À Lubumbashi, ville cuprifère de la province du Haut-Katanga en République Démocratique du Congo (RDC), les habitants de Kalukulu II, un quartier résidentiel dans la commune de la Ruashi, vivent avec la crainte persistante d’une délocalisation que Ruashi Mining, une entreprise minière, pourrait effectuer si elle décidait de poursuivre « le filon minier ».
Cet après-midi du mardi, le soleil est fuyant à Kalukulu II, un quartier à proximité de la concession minière de Ruashi Mining, détenue à 75% par la société sud-africaine Metorex. Gilbert Kalonji, 48 ans, sort de sa maison, à quelques mètres des murs érigés par la société pour barrer la route aux exploitants miniers artisanaux illégaux sur ses carrés miniers.
Si le climat d’après pluie semble laisser une fraîcheur apaisante, celle-ci n’arrivera pas à tranquilliser l’inquiétude grandissante de cet homme : « Si Ruashi Mining décide de poursuivre le filon, ce quartier n’existera plus et nous ne savons pas où nous allons aller », confia-t-il. « Le filon vient jusqu’ici, on peut dire que l’on est sur ses carrés miniers », a-t-il poursuivi.
« La crainte ternit les espoirs »
Dans ce quartier, Gilbert Kalonji n’est pas le seul à craindre une délocalisation de cette entreprise, dont les habitants estiment que les investissements miniers n’ont pas profité à la communauté locale. Reagan Mobali ya Mbongo (un pseudonyme), explique que la poursuite continue de la chaîne des minerais fait planer le risque de délocalisation que la population n’est pas prête à accepter.
« Là, si l’entreprise veut poursuivre le filon, elle cherchera à nous délocaliser, alors qu’elle n’a encore rien fait pour nous. Parce que le filon vient vers ici, partout ici », fait-il savoir avant de s’interroger : « Bon, au cas où elle mettait ce plan en exécution, où est-ce que nous allons partir ? Regardez comment est construite ma maison, si elle nous achète, où est-ce que je vais aller construire encore ? ».

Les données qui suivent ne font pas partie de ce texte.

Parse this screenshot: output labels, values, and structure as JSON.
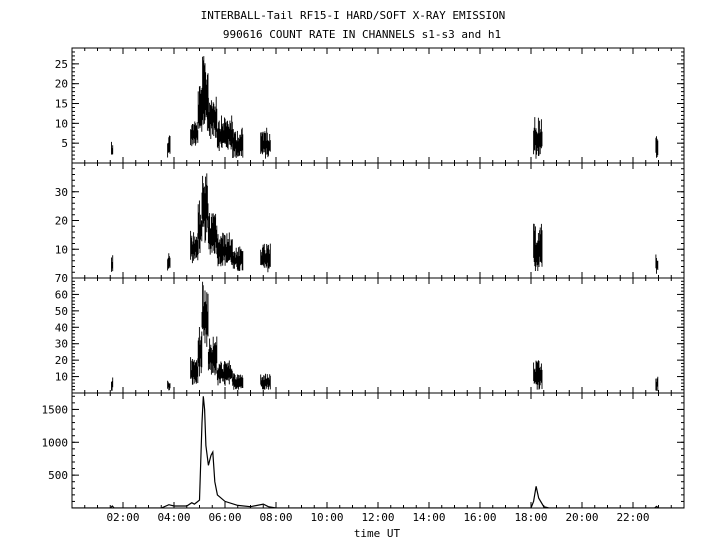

Interrogé par Mines.cd sur cette question, Moïse Kabamba le Président du comité local de développement, reste persuadé que la population va tenter de s’opposer à cette probable délocalisation, si le processus d’indemnisation n’est pas respecté. D’après lui, les habitants ont peur de perdre leurs droits de propriété étant donné que la délocalisation, dans la plupart des cas, ne se fait pas selon les normes établies par la loi.
« Je me rappelle qu’un jour, un habitant voulait construire une fosse-septique. Il s’est retrouvé devant des minerais de bonne qualité. Si l’on apprend qu’il y a des matières ici, on va venir nous délocaliser, alors cet habitant a rapidement couvert cette fosse », a raconté le Président du CLD. « La population craint de perdre leur propriété. Moi, je n’ai jamais connu une indemnisation sans problème. Avec ça, la population pourra tenter de s’opposer à cette probable délocalisation », a-t-il indiqué.

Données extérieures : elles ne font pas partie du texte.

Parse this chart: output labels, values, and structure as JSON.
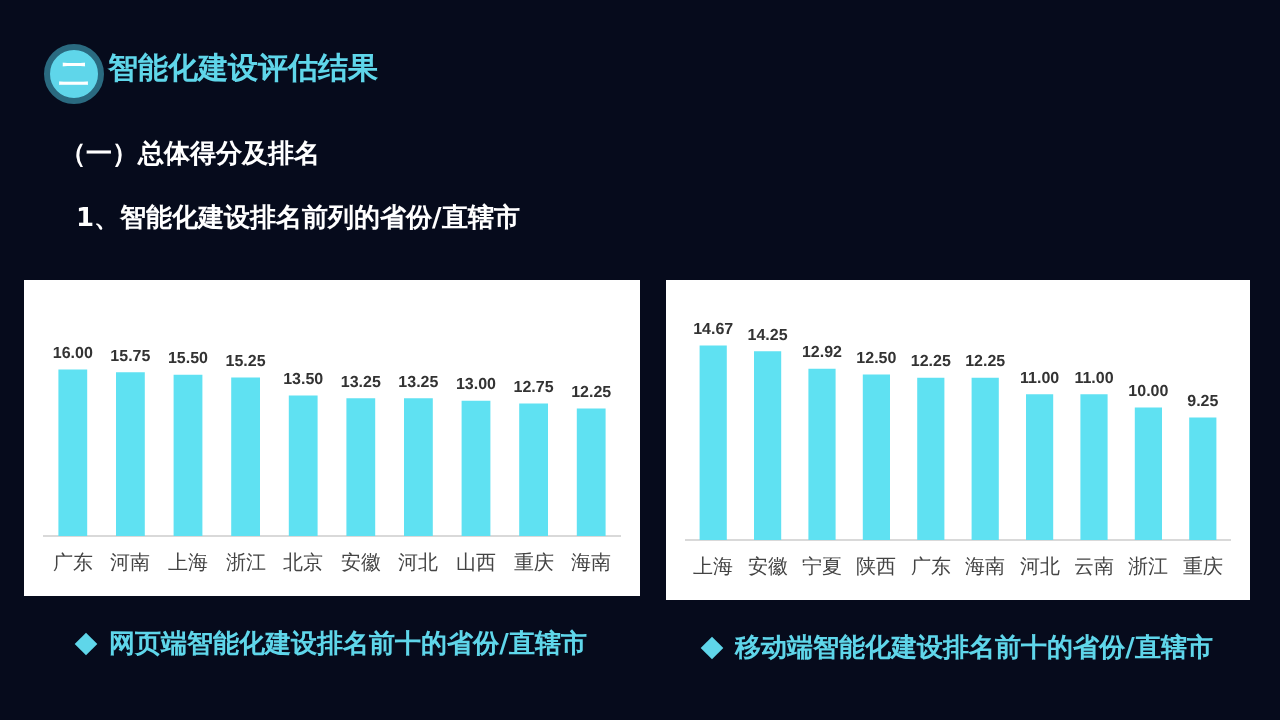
{
  "chart_data": [
    {
      "type": "bar",
      "title": "网页端智能化建设排名前十的省份/直辖市",
      "annotations": [
        "二",
        "智能化建设评估结果",
        "（一）总体得分及排名",
        "1、智能化建设排名前列的省份/直辖市"
      ],
      "categories": [
        "广东",
        "河南",
        "上海",
        "浙江",
        "北京",
        "安徽",
        "河北",
        "山西",
        "重庆",
        "海南"
      ],
      "values": [
        16.0,
        15.75,
        15.5,
        15.25,
        13.5,
        13.25,
        13.25,
        13.0,
        12.75,
        12.25
      ],
      "value_labels": [
        "16.00",
        "15.75",
        "15.50",
        "15.25",
        "13.50",
        "13.25",
        "13.25",
        "13.00",
        "12.75",
        "12.25"
      ],
      "color": "#5fe1f2",
      "grid": false,
      "legend": false,
      "tick_labels": "x"
    },
    {
      "type": "bar",
      "title": "移动端智能化建设排名前十的省份/直辖市",
      "categories": [
        "上海",
        "安徽",
        "宁夏",
        "陕西",
        "广东",
        "海南",
        "河北",
        "云南",
        "浙江",
        "重庆"
      ],
      "values": [
        14.67,
        14.25,
        12.92,
        12.5,
        12.25,
        12.25,
        11.0,
        11.0,
        10.0,
        9.25
      ],
      "value_labels": [
        "14.67",
        "14.25",
        "12.92",
        "12.50",
        "12.25",
        "12.25",
        "11.00",
        "11.00",
        "10.00",
        "9.25"
      ],
      "color": "#5fe1f2",
      "grid": false,
      "legend": false,
      "tick_labels": "x"
    }
  ]
}
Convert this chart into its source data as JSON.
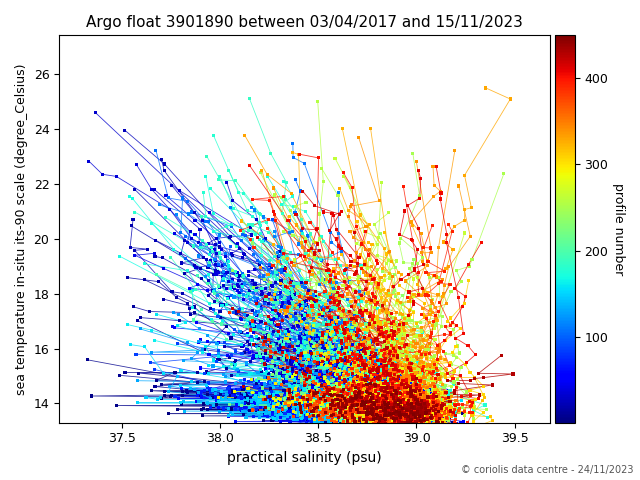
{
  "title": "Argo float 3901890 between 03/04/2017 and 15/11/2023",
  "xlabel": "practical salinity (psu)",
  "ylabel": "sea temperature in-situ its-90 scale (degree_Celsius)",
  "colorbar_label": "profile number",
  "xlim": [
    37.18,
    39.68
  ],
  "ylim": [
    13.3,
    27.4
  ],
  "xticks": [
    37.5,
    38.0,
    38.5,
    39.0,
    39.5
  ],
  "yticks": [
    14,
    16,
    18,
    20,
    22,
    24,
    26
  ],
  "cbar_ticks": [
    100,
    200,
    300,
    400
  ],
  "n_profiles": 450,
  "cbar_vmin": 0,
  "cbar_vmax": 450,
  "copyright": "© coriolis data centre - 24/11/2023",
  "cmap": "jet",
  "background_color": "#ffffff",
  "figsize": [
    6.4,
    4.8
  ],
  "dpi": 100
}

« Une question lointaine »
Dans un entretien à Mines.cd, Elie, Coordonnateur des organisations de la société civile dans le secteur minier et environnemental, a révélé qu’une délocalisation avait déjà eu lieu dans ce quartier, mais les délocalisés ne sont jamais partis. D’après lui, l’échec de cette délocalisation était dû au fait que la loi n’avait pas été suivie correctement.
« La question de Ruashi est une question qui date, avance-t-il. Le Code minier prévoit une délocalisation, si l’on trouve des minerais dans un endroit sur un carré minier de quelqu’un». Pour le Coordonnateur, « ce n’est pas un problème grave. Si Ruashi Mining va continuer à poursuivre le filon, elle doit procéder à délocaliser ces gens-là selon les normes et, pour cela, elle peut se faire accompagner de la société civile pour que la délocalisation se passe dans de bonnes conditions ».
La société civile dans le secteur minier et environnemental veut rassurer la population en appelant au respect des procédures mises en place dans le nouveau Code minier, si la délocalisation devait se faire dans ce quartier. De l’autre côté, les habitants accusent l’entreprise minière d’être à la base d’impacts environnementaux notamment la pollution des eaux.
Dans un passé récent, des organisations non gouvernementales avaient déjà épinglé les violations des droits humains dans l’exploitation minière de Ruashi Mining. Parmi ces violations, elles citent entre autres le droit à un environnement sain, le droit à la propriété, à l’eau et bien d’autres.
Malgré plusieurs relances, le chef de quartier de Kalukulu II n’a pas donné suite aux sollicitations de Mines.cd pour des commentaires. Tous nos efforts pour entrer en contact avec l’entreprise minière n’ont pas non plus abouti.